No. Even in the positive allergic rhinitis studies, symptom improvement developed over days to weeks of regular treatment. There is no instant decongestant effect.

”Intranasal red light kills bacteria and viruses”

Red light (630–660nm) is not antimicrobial at the doses used in consumer devices. Antimicrobial photodynamic therapy requires specific photosensitisers and higher energy doses, typically delivered in clinical settings. Your nasal probe is not killing pathogens.

”Red light therapy cures asthma”

No clinical evidence supports this claim. Animal studies show anti-inflammatory effects in asthma models, but no human trial has demonstrated clinical benefit for asthma.

”Red light therapy is better than antihistamines”

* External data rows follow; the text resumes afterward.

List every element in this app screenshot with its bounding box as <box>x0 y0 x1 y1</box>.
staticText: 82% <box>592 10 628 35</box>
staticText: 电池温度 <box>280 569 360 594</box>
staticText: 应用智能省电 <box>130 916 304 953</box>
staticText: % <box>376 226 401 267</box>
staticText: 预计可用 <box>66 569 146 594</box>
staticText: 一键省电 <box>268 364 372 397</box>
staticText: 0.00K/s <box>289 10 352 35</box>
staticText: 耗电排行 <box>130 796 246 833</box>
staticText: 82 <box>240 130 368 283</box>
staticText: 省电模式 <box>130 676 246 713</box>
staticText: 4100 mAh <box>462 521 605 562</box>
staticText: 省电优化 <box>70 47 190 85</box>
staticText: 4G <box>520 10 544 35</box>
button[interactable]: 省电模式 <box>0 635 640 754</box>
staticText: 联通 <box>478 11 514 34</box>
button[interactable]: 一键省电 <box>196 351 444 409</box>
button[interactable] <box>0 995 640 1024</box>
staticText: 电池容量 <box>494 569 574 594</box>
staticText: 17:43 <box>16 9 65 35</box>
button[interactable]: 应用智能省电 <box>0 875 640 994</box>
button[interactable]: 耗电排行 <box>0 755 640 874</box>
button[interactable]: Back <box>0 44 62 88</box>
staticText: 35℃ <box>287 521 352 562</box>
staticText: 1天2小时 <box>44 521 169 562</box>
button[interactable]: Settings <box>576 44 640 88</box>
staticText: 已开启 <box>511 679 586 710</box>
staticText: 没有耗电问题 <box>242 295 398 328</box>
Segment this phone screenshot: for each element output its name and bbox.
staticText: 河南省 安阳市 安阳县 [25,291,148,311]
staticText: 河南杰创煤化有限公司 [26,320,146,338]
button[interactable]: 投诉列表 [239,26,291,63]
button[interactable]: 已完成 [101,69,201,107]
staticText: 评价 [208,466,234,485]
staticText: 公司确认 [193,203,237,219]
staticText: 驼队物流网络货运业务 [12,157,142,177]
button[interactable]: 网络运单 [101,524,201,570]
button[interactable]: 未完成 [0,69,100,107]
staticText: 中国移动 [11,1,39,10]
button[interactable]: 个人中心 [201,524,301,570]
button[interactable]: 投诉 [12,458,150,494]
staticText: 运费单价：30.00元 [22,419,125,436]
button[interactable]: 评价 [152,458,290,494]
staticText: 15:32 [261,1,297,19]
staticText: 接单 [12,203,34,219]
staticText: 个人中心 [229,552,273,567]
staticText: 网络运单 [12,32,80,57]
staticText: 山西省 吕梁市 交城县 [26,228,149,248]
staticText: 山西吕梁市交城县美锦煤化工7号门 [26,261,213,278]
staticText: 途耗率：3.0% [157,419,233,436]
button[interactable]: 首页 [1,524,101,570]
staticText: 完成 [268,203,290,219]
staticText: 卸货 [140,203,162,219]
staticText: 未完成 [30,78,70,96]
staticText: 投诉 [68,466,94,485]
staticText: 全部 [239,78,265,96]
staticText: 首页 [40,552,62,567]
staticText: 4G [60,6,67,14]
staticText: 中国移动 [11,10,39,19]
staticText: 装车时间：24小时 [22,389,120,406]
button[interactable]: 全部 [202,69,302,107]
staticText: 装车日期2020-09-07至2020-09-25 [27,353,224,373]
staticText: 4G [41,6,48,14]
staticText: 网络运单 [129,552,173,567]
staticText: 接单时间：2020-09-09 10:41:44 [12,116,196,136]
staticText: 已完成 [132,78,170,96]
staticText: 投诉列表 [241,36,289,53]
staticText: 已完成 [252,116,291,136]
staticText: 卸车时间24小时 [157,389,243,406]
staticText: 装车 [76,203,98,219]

The allergic rhinitis studies show PBM achieving comparable (not superior) symptom improvement to antihistamines. For most patients, antihistamines are cheaper, more convenient, and better studied. PBM may be a useful adjunct or alternative for patients who prefer non-pharmacological approaches or experience antihistamine side effects (drowsiness, dry mouth).

The bottom line

Intranasal PBM for allergic rhinitis has genuine, if modest, evidence from multiple small RCTs. It appears to reduce nasal allergy symptoms through mast cell stabilisation and eosinophil suppression. For hayfever sufferers looking for a non-pharmacological option, it is worth trying.

For everything else — chronic sinusitis, acute sinus infections, asthma, COPD — the evidence is inadequate to make recommendations. PBM may offer marginal symptomatic benefit through general anti-inflammatory effects, but it is not a treatment for these conditions.

If you have asthma or COPD, use your prescribed inhalers. If you have chronic sinusitis, see an ENT specialist. If you have seasonal allergies and want to try something alongside your antihistamines, an intranasal red light device is a reasonable experiment with a plausible scientific basis — just keep your expectations measured.